Pain showed two sides of the British raj in having a considerate and humane British officer whose concern for Jhunku and his allegiance to the empire makes him affable. He is however balanced with oppressive and tyrannical ones including Indians who had served the British in the official ranks. The cinematography in parts is like painting – from the saturated yellow colours of the fields to the black stillness of the ‘kalapani’, Bedabrata Pain ensured that his camera creates a sense of canvas on which the drama enfolds. There were romantic suggestions but thankfully those were underplayed and never diverted the attention. Acting is an asset as it gels in an ensemble cast where no one strikes out as more important.
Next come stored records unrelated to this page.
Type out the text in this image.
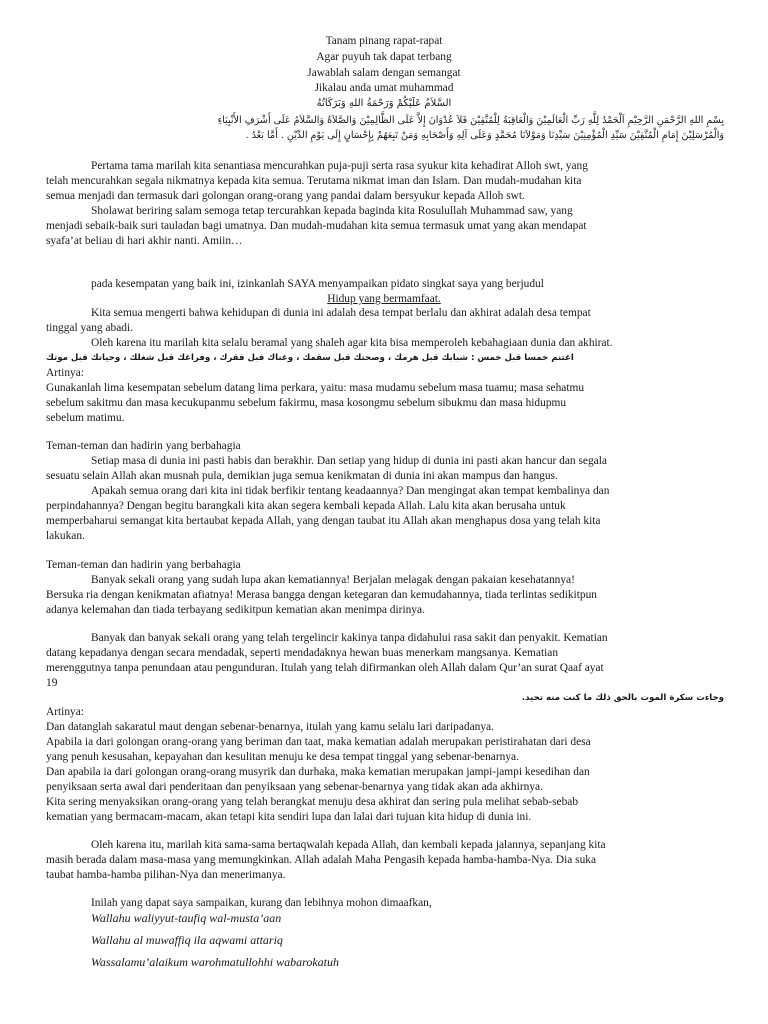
Tanam pinang rapat-rapat
Agar puyuh tak dapat terbang
Jawablah salam dengan semangat
Jikalau anda umat muhammad
السَّلاَمُ عَلَيْكُمْ وَرَحْمَةُ اللهِ وَبَرَكَاتُهُ
بِسْمِ اللهِ الرَّحْمَنِ الرَّحِيْمِ اَلْحَمْدُ لِلَّهِ رَبِّ الْعَالَمِيْنَ وَالْعَاقِبَةُ لِلْمُتَّقِيْنَ فَلاَ عُدْوَانَ إِلاَّ عَلَى الظَّالِمِيْنَ وَالصَّلاَةُ وَالسَّلاَمُ عَلَى أَشْرَفِ الأَنْبِيَاءِ
وَالْمُرْسَلِيْنَ إِمَامِ الْمُتَّقِيْنَ سَيِّدِ الْمُؤْمِنِيْنَ سَيِّدِنَا وَمَوْلاَنَا مُحَمَّدٍ وَعَلَى آلِهِ وَأَصْحَابِهِ وَمَنْ تَبِعَهُمْ بِإِحْسَانٍ إِلَى يَوْمِ الدِّيْنِ . أَمَّا بَعْدُ .
Pertama tama marilah kita senantiasa mencurahkan puja-puji serta rasa syukur kita kehadirat Alloh swt, yang
telah mencurahkan segala nikmatnya kepada kita semua. Terutama nikmat iman dan Islam. Dan mudah-mudahan kita
semua menjadi dan termasuk dari golongan orang-orang yang pandai dalam bersyukur kepada Alloh swt.
Sholawat beriring salam semoga tetap tercurahkan kepada baginda kita Rosulullah Muhammad saw, yang
menjadi sebaik-baik suri tauladan bagi umatnya. Dan mudah-mudahan kita semua termasuk umat yang akan mendapat
syafa’at beliau di hari akhir nanti. Amiin…
pada kesempatan yang baik ini, izinkanlah SAYA menyampaikan pidato singkat saya yang berjudul
Hidup yang bermamfaat.
Kita semua mengerti bahwa kehidupan di dunia ini adalah desa tempat berlalu dan akhirat adalah desa tempat
tinggal yang abadi.
Oleh karena itu marilah kita selalu beramal yang shaleh agar kita bisa memperoleh kebahagiaan dunia dan akhirat.
اغتنم خمسا قبل خمس : شبابك قبل هرمك ، وصحتك قبل سقمك ، وغناك قبل فقرك ، وفراغك قبل شغلك ، وحياتك قبل موتك
Artinya:
Gunakanlah lima kesempatan sebelum datang lima perkara, yaitu: masa mudamu sebelum masa tuamu; masa sehatmu
sebelum sakitmu dan masa kecukupanmu sebelum fakirmu, masa kosongmu sebelum sibukmu dan masa hidupmu
sebelum matimu.
Teman-teman dan hadirin yang berbahagia
Setiap masa di dunia ini pasti habis dan berakhir. Dan setiap yang hidup di dunia ini pasti akan hancur dan segala
sesuatu selain Allah akan musnah pula, demikian juga semua kenikmatan di dunia ini akan mampus dan hangus.
Apakah semua orang dari kita ini tidak berfikir tentang keadaannya? Dan mengingat akan tempat kembalinya dan
perpindahannya? Dengan begitu barangkali kita akan segera kembali kepada Allah. Lalu kita akan berusaha untuk
memperbaharui semangat kita bertaubat kepada Allah, yang dengan taubat itu Allah akan menghapus dosa yang telah kita
lakukan.
Teman-teman dan hadirin yang berbahagia
Banyak sekali orang yang sudah lupa akan kematiannya! Berjalan melagak dengan pakaian kesehatannya!
Bersuka ria dengan kenikmatan afiatnya! Merasa bangga dengan ketegaran dan kemudahannya, tiada terlintas sedikitpun
adanya kelemahan dan tiada terbayang sedikitpun kematian akan menimpa dirinya.
Banyak dan banyak sekali orang yang telah tergelincir kakinya tanpa didahului rasa sakit dan penyakit. Kematian
datang kepadanya dengan secara mendadak, seperti mendadaknya hewan buas menerkam mangsanya. Kematian
merenggutnya tanpa penundaan atau pengunduran. Itulah yang telah difirmankan oleh Allah dalam Qur’an surat Qaaf ayat
19
وجاءت سكرة الموت بالحق ذلك ما كنت منه تحيد.
Artinya:
Dan datanglah sakaratul maut dengan sebenar-benarnya, itulah yang kamu selalu lari daripadanya.
Apabila ia dari golongan orang-orang yang beriman dan taat, maka kematian adalah merupakan peristirahatan dari desa
yang penuh kesusahan, kepayahan dan kesulitan menuju ke desa tempat tinggal yang sebenar-benarnya.
Dan apabila ia dari golongan orang-orang musyrik dan durhaka, maka kematian merupakan jampi-jampi kesedihan dan
penyiksaan serta awal dari penderitaan dan penyiksaan yang sebenar-benarnya yang tidak akan ada akhirnya.
Kita sering menyaksikan orang-orang yang telah berangkat menuju desa akhirat dan sering pula melihat sebab-sebab
kematian yang bermacam-macam, akan tetapi kita sendiri lupa dan lalai dari tujuan kita hidup di dunia ini.
Oleh karena itu, marilah kita sama-sama bertaqwalah kepada Allah, dan kembali kepada jalannya, sepanjang kita
masih berada dalam masa-masa yang memungkinkan. Allah adalah Maha Pengasih kepada hamba-hamba-Nya. Dia suka
taubat hamba-hamba pilihan-Nya dan menerimanya.
Inilah yang dapat saya sampaikan, kurang dan lebihnya mohon dimaafkan,
Wallahu waliyyut-taufiq wal-musta’aan
Wallahu al muwaffiq ila aqwami attariq
Wassalamu’alaikum warohmatullohhi wabarokatuh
In an interview (http://www.huffingtonpost.com/jim-luce/chittagong-film_b_1571071.html) Bedabrata Pain reflects – “Chittagong is a film about celebration of human spirit -- a spirit that refuses to give in the face of injustice and adversity, and triumphs at the end. Today, when there's a striving for change all over the world -- from Greece to Wall Street, from Africa to Asia -- I hope my film reminds everybody that David can win the battle against Goliath.” And he mentions a very important aspect as well - "Most of the revolutionaries survived and went on to lead mass uprisings -- something that is integral to the narrative of Chittagong. These uprisings played no small a role in the struggle for India's independence."
Chittagong in the ultimate analysis steals the heart. It makes the viewer look at his history again, to feel proud of it and to be part of a heritage. And deep down somewhere, the viewer also believes - ‘Kranti amar rahe’, this is where Chittagong as a film wins and becomes so important.